Because a hospital demands very high availability network access, this solution is hosted on clustered servers. Additionally, biometric identification is applied to applications that require an electronic signature (for example, the issue of prescriptions). When logging in at another unit, users have immediate access to both their applications and the files they were working on previously.

“Privacy of biometric data was a major concern for our users but the features of our ID Center solution prevent any abuse,” says Stephanie Heuschling, IT manager at CHdN. But because biometric profiles never contain images or insecure personal data, only encoded information, CHdN swiftly gained staff acceptance, having first communicated extensively about the new system before deployment.”

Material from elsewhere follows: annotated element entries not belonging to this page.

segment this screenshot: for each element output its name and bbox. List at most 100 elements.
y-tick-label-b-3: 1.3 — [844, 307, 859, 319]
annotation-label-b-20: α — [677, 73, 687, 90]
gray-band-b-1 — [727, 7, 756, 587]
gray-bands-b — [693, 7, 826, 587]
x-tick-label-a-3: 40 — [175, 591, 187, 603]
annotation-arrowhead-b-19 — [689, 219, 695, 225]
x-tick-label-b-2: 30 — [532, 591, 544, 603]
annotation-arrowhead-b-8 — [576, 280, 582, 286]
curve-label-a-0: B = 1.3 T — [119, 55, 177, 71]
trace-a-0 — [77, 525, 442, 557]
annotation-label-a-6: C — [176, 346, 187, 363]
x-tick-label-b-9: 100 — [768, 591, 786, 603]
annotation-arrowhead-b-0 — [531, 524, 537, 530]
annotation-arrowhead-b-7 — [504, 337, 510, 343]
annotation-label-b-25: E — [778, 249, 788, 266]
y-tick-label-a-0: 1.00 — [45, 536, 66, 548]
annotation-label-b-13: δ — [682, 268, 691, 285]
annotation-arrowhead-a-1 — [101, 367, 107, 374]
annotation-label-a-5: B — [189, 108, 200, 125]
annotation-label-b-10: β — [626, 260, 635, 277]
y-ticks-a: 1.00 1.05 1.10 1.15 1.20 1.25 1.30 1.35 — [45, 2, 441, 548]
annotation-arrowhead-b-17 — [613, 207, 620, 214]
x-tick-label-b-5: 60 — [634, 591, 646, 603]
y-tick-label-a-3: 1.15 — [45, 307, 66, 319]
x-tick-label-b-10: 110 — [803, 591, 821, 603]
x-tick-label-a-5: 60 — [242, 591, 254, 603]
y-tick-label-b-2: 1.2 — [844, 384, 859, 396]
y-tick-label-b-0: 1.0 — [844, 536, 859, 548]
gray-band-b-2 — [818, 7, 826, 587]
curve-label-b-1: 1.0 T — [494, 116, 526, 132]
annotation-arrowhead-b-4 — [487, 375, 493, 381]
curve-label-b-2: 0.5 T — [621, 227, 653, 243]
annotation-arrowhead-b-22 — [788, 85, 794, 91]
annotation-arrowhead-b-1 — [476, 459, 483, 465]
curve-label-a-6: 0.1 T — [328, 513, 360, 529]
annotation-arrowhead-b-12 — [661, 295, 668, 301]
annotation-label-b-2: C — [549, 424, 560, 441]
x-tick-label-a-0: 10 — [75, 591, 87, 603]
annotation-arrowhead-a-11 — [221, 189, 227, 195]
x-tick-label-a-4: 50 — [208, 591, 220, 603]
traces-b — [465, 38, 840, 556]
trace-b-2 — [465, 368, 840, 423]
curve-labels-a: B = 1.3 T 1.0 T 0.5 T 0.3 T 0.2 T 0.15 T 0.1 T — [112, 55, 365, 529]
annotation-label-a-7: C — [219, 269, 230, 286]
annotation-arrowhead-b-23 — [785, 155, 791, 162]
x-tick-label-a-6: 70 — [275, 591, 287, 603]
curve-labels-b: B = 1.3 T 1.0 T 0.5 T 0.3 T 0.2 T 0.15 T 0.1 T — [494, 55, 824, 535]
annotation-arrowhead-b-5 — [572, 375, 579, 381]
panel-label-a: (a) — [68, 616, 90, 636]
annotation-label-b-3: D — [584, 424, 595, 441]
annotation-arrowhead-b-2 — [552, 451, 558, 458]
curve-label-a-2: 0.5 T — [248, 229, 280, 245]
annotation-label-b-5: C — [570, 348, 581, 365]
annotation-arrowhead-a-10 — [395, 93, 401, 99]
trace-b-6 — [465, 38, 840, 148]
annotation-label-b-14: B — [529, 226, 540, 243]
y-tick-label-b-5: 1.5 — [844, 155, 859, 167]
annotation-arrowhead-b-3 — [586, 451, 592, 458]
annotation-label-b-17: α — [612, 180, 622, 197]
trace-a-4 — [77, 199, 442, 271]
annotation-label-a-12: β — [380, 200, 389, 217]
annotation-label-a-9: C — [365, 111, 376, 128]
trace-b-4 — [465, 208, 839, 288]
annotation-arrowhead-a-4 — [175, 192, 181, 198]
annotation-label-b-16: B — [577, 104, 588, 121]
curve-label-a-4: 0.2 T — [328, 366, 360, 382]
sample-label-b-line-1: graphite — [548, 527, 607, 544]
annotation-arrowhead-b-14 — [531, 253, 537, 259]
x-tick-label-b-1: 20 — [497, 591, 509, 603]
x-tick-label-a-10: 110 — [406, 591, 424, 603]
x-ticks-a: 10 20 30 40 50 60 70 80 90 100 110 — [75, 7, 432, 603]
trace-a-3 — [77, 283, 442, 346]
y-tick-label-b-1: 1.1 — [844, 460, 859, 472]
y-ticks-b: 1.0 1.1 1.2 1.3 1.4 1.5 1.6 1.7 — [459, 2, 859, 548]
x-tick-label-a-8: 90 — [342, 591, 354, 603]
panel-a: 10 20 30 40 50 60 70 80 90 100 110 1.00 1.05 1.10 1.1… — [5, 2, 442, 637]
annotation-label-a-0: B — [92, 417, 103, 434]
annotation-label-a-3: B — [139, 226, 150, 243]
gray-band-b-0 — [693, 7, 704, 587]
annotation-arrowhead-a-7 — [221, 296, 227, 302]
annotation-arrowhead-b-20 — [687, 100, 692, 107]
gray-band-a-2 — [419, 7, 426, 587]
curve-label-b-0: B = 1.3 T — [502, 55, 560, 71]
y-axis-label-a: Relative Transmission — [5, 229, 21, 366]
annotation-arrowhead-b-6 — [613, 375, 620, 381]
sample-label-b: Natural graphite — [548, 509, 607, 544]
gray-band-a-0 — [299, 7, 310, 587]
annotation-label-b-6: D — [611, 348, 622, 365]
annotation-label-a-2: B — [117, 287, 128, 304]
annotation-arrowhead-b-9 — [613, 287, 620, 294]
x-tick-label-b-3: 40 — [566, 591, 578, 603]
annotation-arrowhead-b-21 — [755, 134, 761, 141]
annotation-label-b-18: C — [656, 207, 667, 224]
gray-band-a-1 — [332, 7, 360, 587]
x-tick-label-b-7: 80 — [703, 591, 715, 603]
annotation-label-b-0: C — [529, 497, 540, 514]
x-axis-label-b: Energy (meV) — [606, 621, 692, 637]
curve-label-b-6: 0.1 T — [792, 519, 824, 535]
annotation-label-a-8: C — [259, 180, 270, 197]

“We faced very little resistance, especially as the request originated from the medical personnel,”adds Daniel Schartz, IT security manager responsible at CHdN. “The deployment was smooth and well accepted thanks to the significant ease-of-use benefits. In over five years since then we have had very few calls concerning login problems,” concluded Stephanie Heuschling.

Benefits

Benefits can be summed up in three words: efficiency, cost and security. Biometric identification makes password administration easier and less costly, while the hierarchy of access rights according to user profiles provides patients with a guarantee of confidentiality. “The solution has transformed security – and mobility between different units throughout the hospital is really simple,” comments Daniel Schartz.

These benefits were critical in securing approval for the system from the Luxembourg Commission for Data Protection.

Active users have now increased threefold. In fact, the system has also expanded beyond the walls of the hospital – to bring on board over 30 contract physicians who work at CHdN but have their own offices off-site. Now that fingerprint technology has been agreed as CHdN’s sole authentication solution, all other programmes will now be adapted to use biometric authentication.